Anyway, this time she asked to see my phone, I was busy trying to 'Beat the Boss' and I guess she wanted to ask Siri to help me out.I could hear my daughter speaking into my phone, and Siris annoying voice speaking back to her........
Next thing you know she throws the phone on the floor, starts to almost cry and blurts out
"I didn't say a bad word to Siri (a.k.a. 'Sorry', as my daughter pronounces it). I didn't tell her to say that bad word mommy, I don't know why she said it. I promise"
HUH?? I paused the game, picked up the phone, and read the screen. 
My 14 year old daughter and I literally had to catch our breath from the loud, long laughter that followed.I couldn't have made that up if I tried.

Homemade Recycled Cardboard Dollhouse
And so you all don't think I am just some negligent mom who plays video games, and lets Siri teach my daughter how to say "F'ing", I figured I would show the above picture. I got the idea from Pinterest, which lead me to this page A mom who started making a little mini dollhouse with her daughter from cardboard, scraps of material, and other items usually just sitting around the house. Time consuming and a bit tedious? YES. Fun, and wonderful to see my daughter's face light up when I say we can 'work on the dollhouse for a bit'? THE BEST.
"OMG, if she thinks that I don't know that she is taking a picture of me, well she doesn't know that I know her better than she thinks"
WOW, that was like a Dr. Seuss Quote
16 year old daughter has a job!! WOO HOO!!! At a local Taco Shop down by the beach! Of course we eat there all the time now.
And of course we embarrass her, and take pictures of her wiping down the tables. And of course we leave money in her tip jar! Way to go B!! Your first job!

"Mom, can you take a picture of my hair so I can text it to Kalie?"
"Sure Honey" - and my ulterior motive is so I can also write a post about it. My poor daughters....
Have you all seen the Ombre hair look on the internet? Ummm, isn't that just called - "Hey, my roots are showing"? But whatever, tomato / to-mah-to! My 14 year old had been wanting to try the Ombre look. A bit of a beachy, lighter on the ends kind of thing.
Am I a hairdresser? No, but I play one on T.V............
A little bit of bleach, a few pieces of foil, and Voila, Ombre Hair. 
**Before you all start wondering if I can afford conditioner for my daughter, the answer is 'Yes' 
This is kinda the look she was going for. 'Beachy Hair' it is called. Other days she does the whole, blow dried  straight ironed, shine spray, gloss serum look.
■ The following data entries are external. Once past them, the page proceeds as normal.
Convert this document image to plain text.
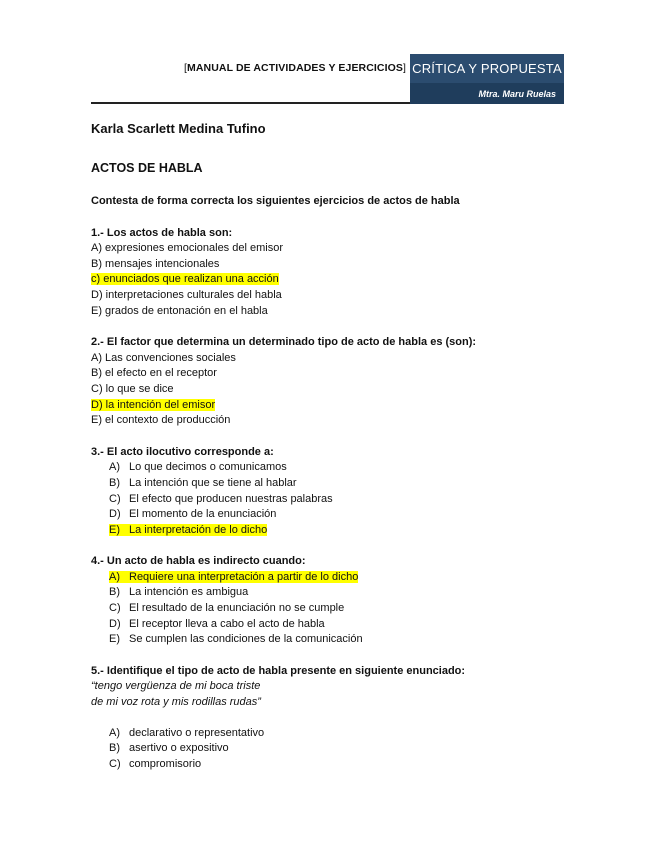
[MANUAL DE ACTIVIDADES Y EJERCICIOS] CRÍTICA Y PROPUESTA
Mtra. Maru Ruelas
Karla Scarlett Medina Tufino
ACTOS DE HABLA
Contesta de forma correcta los siguientes ejercicios de actos de habla
1.- Los actos de habla son:
A) expresiones emocionales del emisor
B) mensajes intencionales
c) enunciados que realizan una acción
D) interpretaciones culturales del habla
E) grados de entonación en el habla
2.- El factor que determina un determinado tipo de acto de habla es (son):
A) Las convenciones sociales
B) el efecto en el receptor
C) lo que se dice
D) la intención del emisor
E) el contexto de producción
3.- El acto ilocutivo corresponde a:
A) Lo que decimos o comunicamos
B) La intención que se tiene al hablar
C) El efecto que producen nuestras palabras
D) El momento de la enunciación
E) La interpretación de lo dicho
4.- Un acto de habla es indirecto cuando:
A) Requiere una interpretación a partir de lo dicho
B) La intención es ambigua
C) El resultado de la enunciación no se cumple
D) El receptor lleva a cabo el acto de habla
E) Se cumplen las condiciones de la comunicación
5.- Identifique el tipo de acto de habla presente en siguiente enunciado:
“tengo vergüenza de mi boca triste
de mi voz rota y mis rodillas rudas”
A) declarativo o representativo
B) asertivo o expositivo
C) compromisorio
* J.R. trivia fact. EVERY SINGLE TIME that I use the word Voila in a blog post, I have to Google the spelling first. :)
These are all the different ways that my brain tries to peer pressure me into spelling it. But I take charge and say "Brain, stop pressuring me! I am going to Google it, and ignore you!!"


  1. Replies
    1. If I lived by you we could blend our blog stories.
      Your writing style with my life happenings. With some neighbor shenanigans mixed in.
      We could call it "Can't Keep The Concoctions of My Life In No More"!!
      Oh wait, then I'd have to go Skydiving so I could keep the flow goin. Ummmmmm, Uhhhhhh

  2. You goofball...and your poor child is traumatized. The one you torture at the taco shop. ;)

    1. I have to get them back for all the torture they lay upon every single day! lol

  3. I can't spell wa-la or tomorrow (one m, two m's, one r, two r's???). Well, those two and about 10,000 more.

  4. Tomorrow is a stumper. Embarrass is another stumper. I'm right there with you, 10,000 and counting.